Sonntag, 7. März 2010
Ali Farka Touré & Toumani Diabaté - Ali & Toumani
Die letzten Stücke, die Ali Farka Touré eingespielt hat, sind traditionelle Lieder aus Mali; nicht nur solche aus seiner Heimatregion, sondern auch welche von südlichen Ethnien. Die Aufnahmen angeregt hat der Kora-Spieler Toumani Diabaté. Gemeinsam haben sie schon das mit einem Grammy ausgezeichnete Album «In The Heart Of The Moon» (2005) aufgenommen. Mit dabei war dieses Mal der sehr zurückhaltend agierende kubanische Bassist Orlando Cachaíto López (Buena Vista Social Club), bei manchen Stücken wurde im Nachgang Percussion oder Chorgesang hinzugefügt, eingespielt unter anderem von Vieux Farka Touré.

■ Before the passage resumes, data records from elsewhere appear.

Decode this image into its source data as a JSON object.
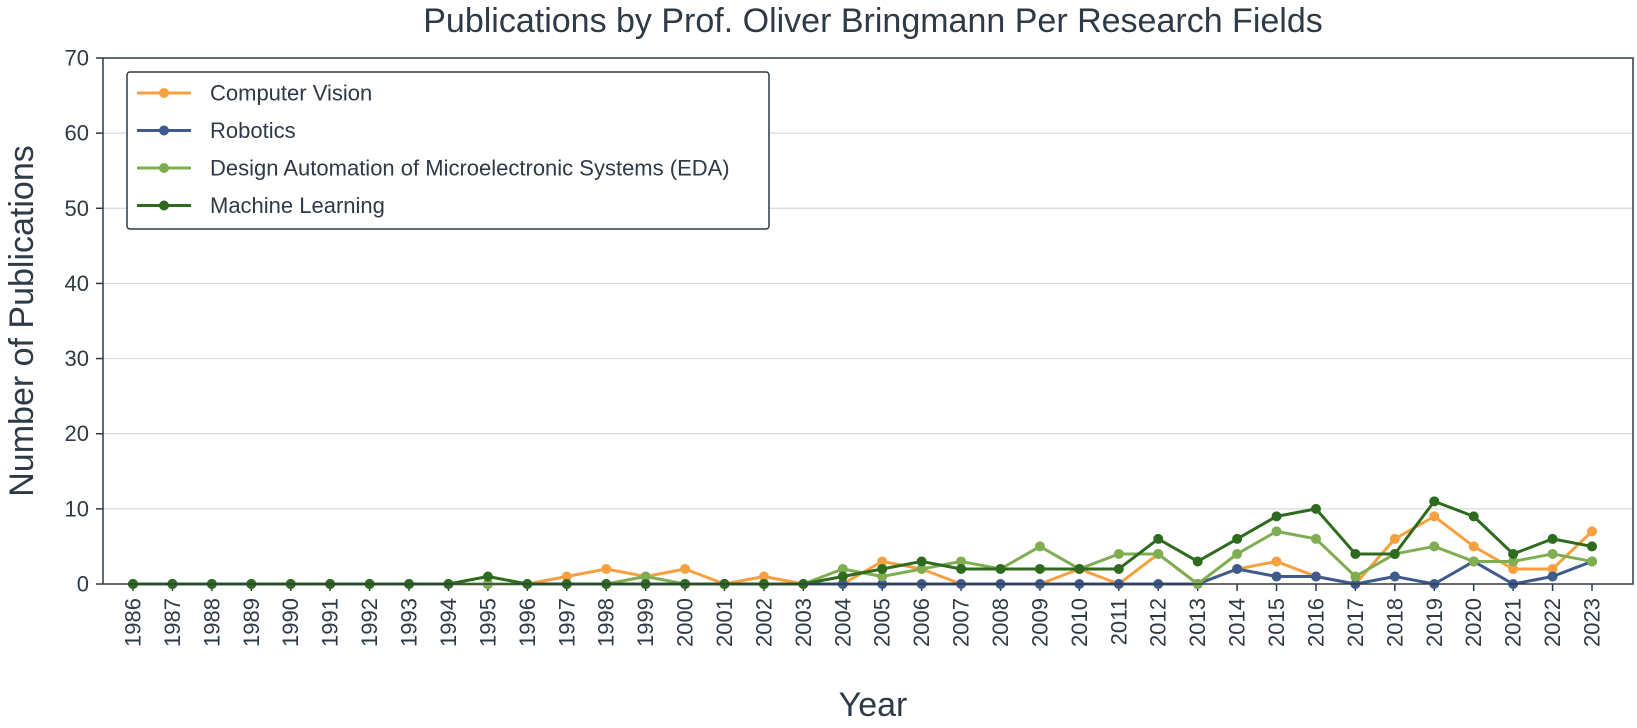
{
  "chart_data": {
    "type": "line",
    "title": "Publications by Prof. Oliver Bringmann Per Research Fields",
    "xlabel": "Year",
    "ylabel": "Number of Publications",
    "ylim": [
      0,
      70
    ],
    "yticks": [
      0,
      10,
      20,
      30,
      40,
      50,
      60,
      70
    ],
    "grid": "horizontal",
    "legend_position": "top-left",
    "x": [
      "1986",
      "1987",
      "1988",
      "1989",
      "1990",
      "1991",
      "1992",
      "1993",
      "1994",
      "1995",
      "1996",
      "1997",
      "1998",
      "1999",
      "2000",
      "2001",
      "2002",
      "2003",
      "2004",
      "2005",
      "2006",
      "2007",
      "2008",
      "2009",
      "2010",
      "2011",
      "2012",
      "2013",
      "2014",
      "2015",
      "2016",
      "2017",
      "2018",
      "2019",
      "2020",
      "2021",
      "2022",
      "2023"
    ],
    "series": [
      {
        "name": "Computer Vision",
        "color": "#f7a040",
        "values": [
          0,
          0,
          0,
          0,
          0,
          0,
          0,
          0,
          0,
          0,
          0,
          1,
          2,
          1,
          2,
          0,
          1,
          0,
          0,
          3,
          2,
          0,
          0,
          0,
          2,
          0,
          4,
          0,
          2,
          3,
          1,
          0,
          6,
          9,
          5,
          2,
          2,
          7
        ]
      },
      {
        "name": "Robotics",
        "color": "#3f5b8e",
        "values": [
          0,
          0,
          0,
          0,
          0,
          0,
          0,
          0,
          0,
          0,
          0,
          0,
          0,
          0,
          0,
          0,
          0,
          0,
          0,
          0,
          0,
          0,
          0,
          0,
          0,
          0,
          0,
          0,
          2,
          1,
          1,
          0,
          1,
          0,
          3,
          0,
          1,
          3
        ]
      },
      {
        "name": "Design Automation of Microelectronic Systems (EDA)",
        "color": "#7fae52",
        "values": [
          0,
          0,
          0,
          0,
          0,
          0,
          0,
          0,
          0,
          0,
          0,
          0,
          0,
          1,
          0,
          0,
          0,
          0,
          2,
          1,
          2,
          3,
          2,
          5,
          2,
          4,
          4,
          0,
          4,
          7,
          6,
          1,
          4,
          5,
          3,
          3,
          4,
          3
        ]
      },
      {
        "name": "Machine Learning",
        "color": "#2e6b1e",
        "values": [
          0,
          0,
          0,
          0,
          0,
          0,
          0,
          0,
          0,
          1,
          0,
          0,
          0,
          0,
          0,
          0,
          0,
          0,
          1,
          2,
          3,
          2,
          2,
          2,
          2,
          2,
          6,
          3,
          6,
          9,
          10,
          4,
          4,
          11,
          9,
          4,
          6,
          5
        ]
      }
    ]
  }
}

Die weitgehend redundanten Stücke plätschern, wie man es von den beiden kennt, ruhig und entspannt vor sich hin. Immer wieder vermag Toumani Diabaté mit seinen sanften Läufen zu begeistern. Von den Schmerzattacken, die Ali Farka Touré regelmässig befallen haben sollen, ist nichts zu merken. Die durchweg sanften Stücke evozieren Beschaulichkeit, träge Gelassenheit, mit der man die westafrikanische Nachmittagshitze im schattig-begrünten Innenhof genauso assoziieren darf wie - das Album wurde in London eingespielt - britische Regenfäden.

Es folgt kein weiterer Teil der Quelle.